Buying a home is the biggest investment most people will make. They want their home to be unique and to be tailored to their needs. They need flexibility and customization coupled with affordability.

Offsite wood-based construction is moving home building into the factory. Thanks to advances in automation and design software, architects can create unique homes and input them into the factory system. Roof, wall and floor elements are created precisely to plan, and then shipped to the building site where they are assembled.

This vastly reduces build times, costs, pollution and waste and makes housing affordable. It also bypasses construction labor issues. Instead of needing a full crew to build your home, you now only need a skeleton crew to assemble the building elements on site.

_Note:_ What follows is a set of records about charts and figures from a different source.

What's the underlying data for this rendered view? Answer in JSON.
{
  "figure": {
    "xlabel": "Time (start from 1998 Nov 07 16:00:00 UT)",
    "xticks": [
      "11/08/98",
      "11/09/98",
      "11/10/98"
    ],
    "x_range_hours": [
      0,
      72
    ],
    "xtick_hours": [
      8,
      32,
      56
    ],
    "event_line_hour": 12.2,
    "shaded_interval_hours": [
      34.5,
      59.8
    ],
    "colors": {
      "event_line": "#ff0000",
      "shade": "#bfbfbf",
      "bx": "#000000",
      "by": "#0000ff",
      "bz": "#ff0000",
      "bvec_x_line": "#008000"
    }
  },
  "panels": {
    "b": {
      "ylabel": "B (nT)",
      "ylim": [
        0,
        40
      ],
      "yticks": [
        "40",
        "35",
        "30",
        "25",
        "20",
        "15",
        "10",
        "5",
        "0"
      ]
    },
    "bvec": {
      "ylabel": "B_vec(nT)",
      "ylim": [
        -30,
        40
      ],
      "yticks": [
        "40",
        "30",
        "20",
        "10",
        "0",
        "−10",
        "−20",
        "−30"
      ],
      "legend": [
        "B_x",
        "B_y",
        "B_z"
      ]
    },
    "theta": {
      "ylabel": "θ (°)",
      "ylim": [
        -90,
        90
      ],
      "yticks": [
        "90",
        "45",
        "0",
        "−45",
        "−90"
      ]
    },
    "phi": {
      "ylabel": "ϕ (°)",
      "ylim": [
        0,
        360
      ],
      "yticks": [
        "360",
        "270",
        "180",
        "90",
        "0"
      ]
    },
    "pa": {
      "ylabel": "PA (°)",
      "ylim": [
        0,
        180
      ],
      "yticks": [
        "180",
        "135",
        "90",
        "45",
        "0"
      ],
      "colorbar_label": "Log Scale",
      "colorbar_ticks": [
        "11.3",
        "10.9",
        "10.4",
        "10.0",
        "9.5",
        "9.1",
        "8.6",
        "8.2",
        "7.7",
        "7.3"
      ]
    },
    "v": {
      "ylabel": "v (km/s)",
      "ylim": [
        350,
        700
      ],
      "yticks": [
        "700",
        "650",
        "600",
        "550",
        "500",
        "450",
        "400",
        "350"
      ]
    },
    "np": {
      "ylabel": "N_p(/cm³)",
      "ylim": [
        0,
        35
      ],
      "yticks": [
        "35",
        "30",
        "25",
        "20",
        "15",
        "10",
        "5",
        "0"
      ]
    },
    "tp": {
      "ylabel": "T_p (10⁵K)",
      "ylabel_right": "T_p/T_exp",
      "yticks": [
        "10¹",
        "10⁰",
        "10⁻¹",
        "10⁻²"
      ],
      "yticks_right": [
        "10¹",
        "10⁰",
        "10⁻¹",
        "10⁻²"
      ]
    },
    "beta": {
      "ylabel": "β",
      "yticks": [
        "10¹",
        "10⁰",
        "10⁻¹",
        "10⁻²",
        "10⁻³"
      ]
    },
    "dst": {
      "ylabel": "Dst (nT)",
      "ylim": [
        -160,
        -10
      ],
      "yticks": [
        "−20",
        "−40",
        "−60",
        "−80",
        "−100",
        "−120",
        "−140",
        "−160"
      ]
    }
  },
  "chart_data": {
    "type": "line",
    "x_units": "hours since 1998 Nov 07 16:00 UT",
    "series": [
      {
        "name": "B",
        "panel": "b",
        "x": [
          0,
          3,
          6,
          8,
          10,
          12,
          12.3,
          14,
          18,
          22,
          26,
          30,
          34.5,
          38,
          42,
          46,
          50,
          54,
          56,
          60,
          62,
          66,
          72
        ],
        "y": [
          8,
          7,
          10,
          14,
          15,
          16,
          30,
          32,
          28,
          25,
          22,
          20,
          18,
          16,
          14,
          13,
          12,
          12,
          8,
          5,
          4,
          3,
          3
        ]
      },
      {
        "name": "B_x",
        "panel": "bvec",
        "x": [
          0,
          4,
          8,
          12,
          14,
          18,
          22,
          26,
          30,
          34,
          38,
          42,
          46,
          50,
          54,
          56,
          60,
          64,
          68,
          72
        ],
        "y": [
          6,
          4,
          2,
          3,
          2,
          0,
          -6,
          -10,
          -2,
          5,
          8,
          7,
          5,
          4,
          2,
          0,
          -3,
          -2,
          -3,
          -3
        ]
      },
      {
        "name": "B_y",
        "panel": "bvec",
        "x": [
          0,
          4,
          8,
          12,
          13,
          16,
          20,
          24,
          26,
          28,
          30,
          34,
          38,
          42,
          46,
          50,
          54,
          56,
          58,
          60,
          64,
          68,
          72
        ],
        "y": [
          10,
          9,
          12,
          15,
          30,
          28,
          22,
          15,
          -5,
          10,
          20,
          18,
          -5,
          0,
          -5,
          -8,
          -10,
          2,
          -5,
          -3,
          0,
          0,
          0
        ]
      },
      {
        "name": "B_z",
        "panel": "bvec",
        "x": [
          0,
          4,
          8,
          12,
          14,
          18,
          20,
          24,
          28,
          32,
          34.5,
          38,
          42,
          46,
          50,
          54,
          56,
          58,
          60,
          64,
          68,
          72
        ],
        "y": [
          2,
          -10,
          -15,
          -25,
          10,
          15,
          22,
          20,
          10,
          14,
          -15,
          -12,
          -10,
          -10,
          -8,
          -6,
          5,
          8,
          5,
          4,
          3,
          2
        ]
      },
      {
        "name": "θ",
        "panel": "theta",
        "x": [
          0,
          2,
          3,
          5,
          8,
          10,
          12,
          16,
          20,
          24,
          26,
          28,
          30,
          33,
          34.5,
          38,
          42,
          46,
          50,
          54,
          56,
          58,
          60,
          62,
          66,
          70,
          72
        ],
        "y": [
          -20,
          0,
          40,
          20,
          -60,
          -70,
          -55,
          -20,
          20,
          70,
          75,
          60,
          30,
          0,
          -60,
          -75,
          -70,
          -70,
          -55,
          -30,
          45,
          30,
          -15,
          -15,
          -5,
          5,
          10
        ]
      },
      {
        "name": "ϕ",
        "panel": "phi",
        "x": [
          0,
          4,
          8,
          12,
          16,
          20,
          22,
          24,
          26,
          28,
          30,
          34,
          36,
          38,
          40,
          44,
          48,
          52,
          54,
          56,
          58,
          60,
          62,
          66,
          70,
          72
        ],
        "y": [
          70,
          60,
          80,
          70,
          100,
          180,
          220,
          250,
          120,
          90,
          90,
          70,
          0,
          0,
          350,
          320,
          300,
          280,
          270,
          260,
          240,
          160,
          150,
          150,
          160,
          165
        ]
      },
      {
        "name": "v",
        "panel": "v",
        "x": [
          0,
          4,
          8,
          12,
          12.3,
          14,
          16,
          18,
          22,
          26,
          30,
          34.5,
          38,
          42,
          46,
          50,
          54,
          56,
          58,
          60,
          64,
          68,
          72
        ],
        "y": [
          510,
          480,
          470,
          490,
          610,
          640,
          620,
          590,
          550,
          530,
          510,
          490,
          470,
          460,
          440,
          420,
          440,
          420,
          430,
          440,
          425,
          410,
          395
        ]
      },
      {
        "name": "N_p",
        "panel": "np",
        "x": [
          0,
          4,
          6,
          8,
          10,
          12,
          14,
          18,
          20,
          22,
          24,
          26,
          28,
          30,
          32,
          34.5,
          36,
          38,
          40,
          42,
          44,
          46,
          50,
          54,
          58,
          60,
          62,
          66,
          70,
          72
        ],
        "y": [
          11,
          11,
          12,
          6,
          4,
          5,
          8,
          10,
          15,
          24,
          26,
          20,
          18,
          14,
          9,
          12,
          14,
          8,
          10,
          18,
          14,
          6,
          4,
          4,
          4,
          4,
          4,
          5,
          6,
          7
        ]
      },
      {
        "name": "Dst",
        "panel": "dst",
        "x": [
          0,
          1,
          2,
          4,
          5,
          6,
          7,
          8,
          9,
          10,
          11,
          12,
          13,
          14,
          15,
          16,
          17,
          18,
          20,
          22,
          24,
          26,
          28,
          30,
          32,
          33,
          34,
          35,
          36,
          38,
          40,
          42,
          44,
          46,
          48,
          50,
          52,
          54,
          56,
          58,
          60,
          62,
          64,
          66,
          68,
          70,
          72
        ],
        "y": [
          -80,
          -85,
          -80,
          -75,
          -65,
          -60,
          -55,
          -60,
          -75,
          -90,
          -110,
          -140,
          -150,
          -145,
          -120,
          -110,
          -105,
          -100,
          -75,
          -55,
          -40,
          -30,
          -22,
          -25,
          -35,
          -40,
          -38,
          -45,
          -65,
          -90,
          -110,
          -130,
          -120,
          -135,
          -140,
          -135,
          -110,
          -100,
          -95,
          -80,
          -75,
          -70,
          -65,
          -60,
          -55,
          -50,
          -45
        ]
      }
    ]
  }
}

Some companies like BoKlok are building even more flexible houses in Norway, Sweden and Denmark. The flexibility here comes not only in the initial building design, but also in its interchangeability. That means your home’s building elements like walls floors and roofs can be altered even after your house has been constructed. Need another bedroom? Perhaps you can insert the loft element for more living space. The original design will have encompassed this option, so instead of breaking down walls, and weeks of disruption, you simply order the staircase and get a subcontractor to install it. Other options allow you to add rooms, floors and bathrooms seamlessly.

Sidewalk Lab in Toronto is taking this concept even further. Their live and work spaces come with compatible wall units, so the housing spaces can be expanded or made into more, smaller apartments as the needs of the neighborhood change. Wall units can be replaced to turn commercial spaces into living spaces and vice versa according the tenant’s needs.